Я как раз торопился посыпать эту штуку песком, а схватил, будучи уже немного сонным, чернильницу и так преспокойно всю ее и вылил. Какое несчастье![360]
В литературном контексте мотив клякс часто наделяется «прогностическим» смыслом «судьбоносного» происшествия. Контексты последнего могут варьироваться от шутки до драмы, но они равно подразумевают возможность семантической переклички между пятнами в тексте и «пятнами в жизни». Возможности поэтологической амплификации в этих случаях разнообразны. Таково, например, содержательно антонимическое, но типологически схожее использование образов кляксы в рассказе Н. А. Некрасова «Без вести пропавший пиита» (1840) и в кинофильме Анджея Вайды «Бесы» (1988), снятого по мотивам одноименного романа Ф. М. Достоевского. У Некрасова речь идет о неудачливом и бедствующем герое-сочинителе, мечтающем написать статью и хоть как-то поправить свои дела. Но у него нет денег даже на то, чтобы купить себе новые чернила. В отчаянии героя осеняет решение — сделать чернила из смытой с сапог ваксы. Драгоценная склянка полученной жижи начинает служить ему спасительной чернильницей, но тут к нему является гость — земляк, мнящий себя поэтом, с просьбой о протекции «выпустить его в литературу». Новоявленный поэт восторжен и настойчив: предъявляя сочинителю (которого он полагает демонстративно скромничающим богатеем) образцы своего поэтического парения, он самозабвенно декламирует ему свои сочинения и по ходу чтения опрокидывает склянку на начатую тем статью. Далее следует приход негодующих заимодавцев, полиции и хозяина, намеренного выгнать сочинителя из квартиры. Перед лицом невеселой правды о литературном поприще поэт бесследно исчезает из жизни сочинителя, но рассказ венчает хеппи-энд: у героя обнаруживается денежный родственник, спасающий его из, казалось бы, безвыходной ситуации.

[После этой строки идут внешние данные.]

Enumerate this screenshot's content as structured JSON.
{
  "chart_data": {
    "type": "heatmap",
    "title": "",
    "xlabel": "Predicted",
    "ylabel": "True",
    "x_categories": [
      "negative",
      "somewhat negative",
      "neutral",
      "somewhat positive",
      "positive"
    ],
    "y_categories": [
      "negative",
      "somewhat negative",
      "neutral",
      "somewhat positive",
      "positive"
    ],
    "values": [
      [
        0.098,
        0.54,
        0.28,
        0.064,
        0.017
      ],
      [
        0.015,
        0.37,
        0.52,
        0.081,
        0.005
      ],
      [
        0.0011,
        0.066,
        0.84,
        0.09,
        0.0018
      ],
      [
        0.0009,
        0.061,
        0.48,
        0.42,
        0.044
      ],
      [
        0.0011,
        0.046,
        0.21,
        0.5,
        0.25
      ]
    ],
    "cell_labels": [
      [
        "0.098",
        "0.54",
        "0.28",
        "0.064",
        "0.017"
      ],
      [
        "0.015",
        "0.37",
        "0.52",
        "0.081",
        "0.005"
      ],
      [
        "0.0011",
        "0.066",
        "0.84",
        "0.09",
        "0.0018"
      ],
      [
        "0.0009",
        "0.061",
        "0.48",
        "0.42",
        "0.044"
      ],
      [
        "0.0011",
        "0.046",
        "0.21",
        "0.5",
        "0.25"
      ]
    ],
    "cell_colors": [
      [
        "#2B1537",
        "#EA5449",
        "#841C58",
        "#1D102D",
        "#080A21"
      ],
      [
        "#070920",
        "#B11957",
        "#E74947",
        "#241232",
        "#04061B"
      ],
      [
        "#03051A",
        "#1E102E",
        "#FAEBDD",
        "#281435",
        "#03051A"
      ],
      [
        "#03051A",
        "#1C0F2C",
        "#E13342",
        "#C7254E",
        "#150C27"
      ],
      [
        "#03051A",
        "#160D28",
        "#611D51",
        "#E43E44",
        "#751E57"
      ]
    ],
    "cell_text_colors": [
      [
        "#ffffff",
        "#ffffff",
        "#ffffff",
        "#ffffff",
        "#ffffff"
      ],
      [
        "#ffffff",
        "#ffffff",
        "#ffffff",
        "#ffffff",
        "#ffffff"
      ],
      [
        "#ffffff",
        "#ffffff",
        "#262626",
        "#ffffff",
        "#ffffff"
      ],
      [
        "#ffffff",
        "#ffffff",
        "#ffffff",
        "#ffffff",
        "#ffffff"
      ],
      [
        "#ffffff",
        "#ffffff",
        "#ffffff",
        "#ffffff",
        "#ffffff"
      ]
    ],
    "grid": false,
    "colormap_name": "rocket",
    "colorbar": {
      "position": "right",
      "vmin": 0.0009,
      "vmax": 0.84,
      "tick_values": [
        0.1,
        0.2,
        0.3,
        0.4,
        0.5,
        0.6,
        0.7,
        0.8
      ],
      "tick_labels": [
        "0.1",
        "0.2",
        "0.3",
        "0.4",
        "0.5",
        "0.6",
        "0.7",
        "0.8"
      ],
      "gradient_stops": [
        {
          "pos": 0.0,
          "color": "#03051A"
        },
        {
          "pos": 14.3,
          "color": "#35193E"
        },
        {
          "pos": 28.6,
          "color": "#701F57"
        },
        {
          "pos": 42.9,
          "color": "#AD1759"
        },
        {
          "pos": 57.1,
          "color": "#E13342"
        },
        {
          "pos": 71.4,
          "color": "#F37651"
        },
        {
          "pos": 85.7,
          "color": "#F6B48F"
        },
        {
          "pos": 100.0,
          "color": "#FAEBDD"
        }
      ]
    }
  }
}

В кинофильме Вайды история, в согласии с романом Достоевского, выглядит несравнимо более зловещей. Здесь чернильница проливается на чертеж Кириллова, когда к нему входит Шатов с вопросом, не оставил ли он идею самоубийства. У самого Достоевского этой сцены нет, но в кинофильме она наглядно иллюстрирует принципиальный для текста романа мотив строительства (наделенный смыслом некоего высшего миросозидания) и апорию характера Кириллова, мечтающего о строительстве моста и вместе с тем обуреваемого мыслями о всеобщей катастрофе[361]. Безобразное пятно чернил, растекающееся по идеальной и сложной графике чертежа с изображением моста, в этом случае как бы совмещает в себе обе интенции — созидания и (само)разрушения. В атмосфере взвинченного (кино)повествования, движущегося к роковой развязке, сама эта сцена недвусмысленно предвосхищает смерть Кириллова, но — в ретроспективной оценке пророчеств русского классика и, возможно, по замыслу (склонного к историософии) режиссера — может быть понята и как более широкий и емкий образ исторической судьбы России.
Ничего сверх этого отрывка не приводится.